Lakanal House fire: No manslaughter charge for Southwark Council

The fire at Lakanal House in Camberwell in July 2009
Image caption Three adults and three children were killed in the fire in 2009, while nearly 100 families were left homeless

A council which knew a tower block where six people died was a fire risk but did not address the dangers will not face manslaughter charges.

A three-week-old baby was among the victims of the blaze at Lakanal House in Camberwell in July 2009.

It later emerged Southwark Council knew the building posed a fire risk but did not act and had not carried out a fire risk assessment.

Prosecutors have decided there is no realistic prospect of conviction.

Rene Barclay, principal crown advocate for the Crown Prosecution Service, said: "I am satisfied that there is no realistic prospect of conviction for an offence of manslaughter by gross negligence or corporate manslaughter against any company or the London Borough of Southwark."

'Insufficient evidence'

He continued: "I considered whether the council's alleged failure prior to the outbreak of the fire to undertake a risk assessment provided a sufficient basis to bring a charge.

Image caption Designer Catherine Hickman was one of the victims

"I concluded there was insufficient evidence to satisfy a jury that the council's conduct at a senior management level amounted to a gross breach of duty causing any of the deaths."

Councillor Ian Wingfield, cabinet member for housing at the Labour-run council, said: "We welcome the decision as this will allow the inquests to progress and the families to have some sort of closure.

"We now ask that the coroner agrees a date as soon as possible for the six inquests to begin so that all the facts from that tragic evening of nearly three years ago can be brought before the public."
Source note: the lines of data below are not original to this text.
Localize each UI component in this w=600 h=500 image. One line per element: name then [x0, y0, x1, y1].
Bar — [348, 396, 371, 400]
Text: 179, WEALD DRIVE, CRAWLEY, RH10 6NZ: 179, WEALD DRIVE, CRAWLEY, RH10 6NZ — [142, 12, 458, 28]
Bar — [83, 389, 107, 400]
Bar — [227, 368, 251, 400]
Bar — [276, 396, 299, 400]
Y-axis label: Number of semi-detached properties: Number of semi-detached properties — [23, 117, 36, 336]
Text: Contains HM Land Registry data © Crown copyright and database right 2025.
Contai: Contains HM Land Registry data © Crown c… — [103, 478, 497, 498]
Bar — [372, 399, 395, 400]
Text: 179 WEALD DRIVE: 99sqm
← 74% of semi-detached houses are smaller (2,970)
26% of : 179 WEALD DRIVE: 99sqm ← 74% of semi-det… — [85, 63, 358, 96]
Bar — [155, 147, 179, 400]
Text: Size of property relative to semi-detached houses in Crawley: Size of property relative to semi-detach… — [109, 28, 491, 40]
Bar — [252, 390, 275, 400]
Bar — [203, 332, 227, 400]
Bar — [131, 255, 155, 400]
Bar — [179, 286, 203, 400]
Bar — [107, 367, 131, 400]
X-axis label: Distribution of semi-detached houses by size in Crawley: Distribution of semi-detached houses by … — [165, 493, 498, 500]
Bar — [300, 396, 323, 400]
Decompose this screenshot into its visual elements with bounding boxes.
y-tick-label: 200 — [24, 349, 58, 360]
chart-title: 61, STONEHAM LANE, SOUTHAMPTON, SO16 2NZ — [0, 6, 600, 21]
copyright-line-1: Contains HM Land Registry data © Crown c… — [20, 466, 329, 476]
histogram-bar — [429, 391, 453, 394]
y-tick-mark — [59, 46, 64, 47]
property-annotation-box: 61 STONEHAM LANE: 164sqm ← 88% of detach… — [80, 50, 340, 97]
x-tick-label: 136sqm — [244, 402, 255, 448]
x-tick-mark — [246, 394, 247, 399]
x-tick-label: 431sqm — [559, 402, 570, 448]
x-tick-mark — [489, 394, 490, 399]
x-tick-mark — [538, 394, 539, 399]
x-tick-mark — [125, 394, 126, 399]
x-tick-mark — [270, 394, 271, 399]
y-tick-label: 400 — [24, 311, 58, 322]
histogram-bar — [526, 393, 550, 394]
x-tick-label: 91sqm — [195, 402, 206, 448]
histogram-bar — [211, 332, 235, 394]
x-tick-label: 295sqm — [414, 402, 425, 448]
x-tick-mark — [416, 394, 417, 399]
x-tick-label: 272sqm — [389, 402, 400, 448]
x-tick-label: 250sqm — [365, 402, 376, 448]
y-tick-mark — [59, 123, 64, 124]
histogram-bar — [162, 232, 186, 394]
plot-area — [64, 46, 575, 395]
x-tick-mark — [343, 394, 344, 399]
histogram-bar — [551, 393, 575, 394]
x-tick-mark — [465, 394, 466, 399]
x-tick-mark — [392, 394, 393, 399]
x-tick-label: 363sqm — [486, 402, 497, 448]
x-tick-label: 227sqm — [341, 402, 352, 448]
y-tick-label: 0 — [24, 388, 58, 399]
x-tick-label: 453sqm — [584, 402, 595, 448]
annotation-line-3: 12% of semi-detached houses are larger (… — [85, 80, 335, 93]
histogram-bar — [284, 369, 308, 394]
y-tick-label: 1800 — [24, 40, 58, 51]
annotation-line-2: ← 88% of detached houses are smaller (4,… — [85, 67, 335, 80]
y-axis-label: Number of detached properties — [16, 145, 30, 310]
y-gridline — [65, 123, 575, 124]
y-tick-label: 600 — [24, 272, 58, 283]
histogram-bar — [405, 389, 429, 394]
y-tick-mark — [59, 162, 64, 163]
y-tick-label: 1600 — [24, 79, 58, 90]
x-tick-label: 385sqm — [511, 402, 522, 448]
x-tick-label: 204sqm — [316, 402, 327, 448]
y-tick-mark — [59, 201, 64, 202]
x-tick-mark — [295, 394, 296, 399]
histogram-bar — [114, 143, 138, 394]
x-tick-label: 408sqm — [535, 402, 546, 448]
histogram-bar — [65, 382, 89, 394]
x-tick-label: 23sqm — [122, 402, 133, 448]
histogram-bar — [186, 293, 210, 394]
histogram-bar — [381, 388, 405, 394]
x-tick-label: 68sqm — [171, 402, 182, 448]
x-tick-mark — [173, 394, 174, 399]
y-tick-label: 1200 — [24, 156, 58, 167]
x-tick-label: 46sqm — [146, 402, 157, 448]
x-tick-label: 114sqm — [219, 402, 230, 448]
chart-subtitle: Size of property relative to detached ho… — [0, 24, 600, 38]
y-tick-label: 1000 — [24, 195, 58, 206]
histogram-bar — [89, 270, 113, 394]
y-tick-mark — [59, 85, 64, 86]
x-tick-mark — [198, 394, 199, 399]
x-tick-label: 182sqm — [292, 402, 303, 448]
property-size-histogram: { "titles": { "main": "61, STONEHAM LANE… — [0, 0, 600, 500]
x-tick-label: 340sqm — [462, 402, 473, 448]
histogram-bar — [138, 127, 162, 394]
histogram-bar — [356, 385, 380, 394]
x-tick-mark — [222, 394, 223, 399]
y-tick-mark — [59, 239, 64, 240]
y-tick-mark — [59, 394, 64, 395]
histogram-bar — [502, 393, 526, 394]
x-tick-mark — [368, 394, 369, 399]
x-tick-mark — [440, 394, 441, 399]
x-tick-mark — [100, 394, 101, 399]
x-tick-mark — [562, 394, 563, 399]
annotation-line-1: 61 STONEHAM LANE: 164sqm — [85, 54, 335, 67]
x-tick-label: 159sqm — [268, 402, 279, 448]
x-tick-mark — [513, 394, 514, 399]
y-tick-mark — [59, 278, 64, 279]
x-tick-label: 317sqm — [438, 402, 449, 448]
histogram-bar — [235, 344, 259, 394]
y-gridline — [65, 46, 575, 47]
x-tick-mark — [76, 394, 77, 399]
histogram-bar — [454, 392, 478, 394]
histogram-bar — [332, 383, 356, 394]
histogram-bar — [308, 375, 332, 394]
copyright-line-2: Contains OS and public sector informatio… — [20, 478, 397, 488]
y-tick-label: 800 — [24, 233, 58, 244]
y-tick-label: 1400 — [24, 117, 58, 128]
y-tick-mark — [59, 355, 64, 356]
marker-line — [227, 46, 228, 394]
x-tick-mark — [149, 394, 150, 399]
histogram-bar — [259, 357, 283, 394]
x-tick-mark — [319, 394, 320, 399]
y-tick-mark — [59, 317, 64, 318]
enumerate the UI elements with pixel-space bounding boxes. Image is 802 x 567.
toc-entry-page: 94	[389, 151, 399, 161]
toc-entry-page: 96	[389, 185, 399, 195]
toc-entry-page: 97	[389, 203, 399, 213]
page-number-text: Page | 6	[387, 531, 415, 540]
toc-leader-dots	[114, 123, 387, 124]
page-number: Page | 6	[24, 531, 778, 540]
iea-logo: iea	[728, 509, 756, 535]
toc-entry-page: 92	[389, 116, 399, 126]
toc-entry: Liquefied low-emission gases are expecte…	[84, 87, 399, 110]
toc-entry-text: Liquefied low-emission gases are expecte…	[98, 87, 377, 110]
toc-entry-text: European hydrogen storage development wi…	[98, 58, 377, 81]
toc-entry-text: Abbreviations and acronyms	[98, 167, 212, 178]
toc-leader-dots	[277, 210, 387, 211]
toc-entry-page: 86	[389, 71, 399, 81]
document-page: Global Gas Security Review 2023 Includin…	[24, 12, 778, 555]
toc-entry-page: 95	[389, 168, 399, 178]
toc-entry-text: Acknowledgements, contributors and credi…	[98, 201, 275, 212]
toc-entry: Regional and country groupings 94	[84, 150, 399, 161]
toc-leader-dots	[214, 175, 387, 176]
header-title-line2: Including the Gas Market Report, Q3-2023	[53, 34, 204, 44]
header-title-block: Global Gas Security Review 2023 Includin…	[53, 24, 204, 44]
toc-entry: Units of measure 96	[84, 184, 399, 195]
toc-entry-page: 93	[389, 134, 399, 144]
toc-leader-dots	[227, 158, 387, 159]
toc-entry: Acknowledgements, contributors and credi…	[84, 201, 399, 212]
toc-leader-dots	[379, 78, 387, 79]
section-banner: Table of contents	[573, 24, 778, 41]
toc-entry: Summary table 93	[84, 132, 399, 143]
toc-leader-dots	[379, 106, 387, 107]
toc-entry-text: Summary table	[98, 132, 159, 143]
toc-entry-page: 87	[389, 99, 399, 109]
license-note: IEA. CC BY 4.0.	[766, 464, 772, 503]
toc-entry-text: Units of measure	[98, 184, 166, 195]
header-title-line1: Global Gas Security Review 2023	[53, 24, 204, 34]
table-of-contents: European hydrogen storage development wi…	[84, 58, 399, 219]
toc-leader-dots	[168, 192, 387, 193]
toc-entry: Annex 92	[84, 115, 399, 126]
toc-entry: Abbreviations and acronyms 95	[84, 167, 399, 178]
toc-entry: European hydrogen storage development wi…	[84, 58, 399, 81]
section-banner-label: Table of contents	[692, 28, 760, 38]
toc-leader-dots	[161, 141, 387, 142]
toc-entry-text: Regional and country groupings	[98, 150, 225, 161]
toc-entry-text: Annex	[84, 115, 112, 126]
The BBC has obtained figures showing the financial cost to the local authority of the fire.

It has currently spent £8.2m on the aftermath of the disaster, including £2.5m on legal fees to BCL Burton Copeland.

No death compensation

The council has spent a further £2.4m on site works, leasehold buybacks and "home losses".

Another £1.7m has been spent on security, temporary accommodation and emergency provisions for residents.

But the lawyer for the partner of Catherine Hickman, a fashion designer who died in the blaze, confirmed her client had not received any compensation.

The council has declined to comment on the costs.

Nearly 100 families were made homeless in the disaster and no inquest has been heard into the deaths.

The abandoned tower block remains standing.

The BBC's investigation in 2009 discovered a report into the safety of Southwark's tower blocks that was ordered nine years previously by a parliamentary committee investigating a fire at a building in Scotland.

The council's report rated all five buildings on the Sceaux Gardens estate, including Lakanal House, as a medium fire risk "where elements of construction may pose a fire risk, or a risk of fire spread".

Lakanal House had a "risk of localised fire spread between wall panelled sections", the report carried out by Southwark Building Design Service said.

Further assessment of all the blocks on the Sceaux Gardens estate "may be of benefit", it added.

However, the then Liberal Democrat-run council reversed a previous decision to demolish the tower block while fire safety concerns were not addressed.

A statement from Southwark Council following those revelations said: "The safety and well being of our residents is a priority for the council and we reject any allegation that we do not take these responsibilities seriously."

In light of the revelations, councils were ordered to publish all fire safety risk assessments on residential tower blocks in the hope of boosting accountability.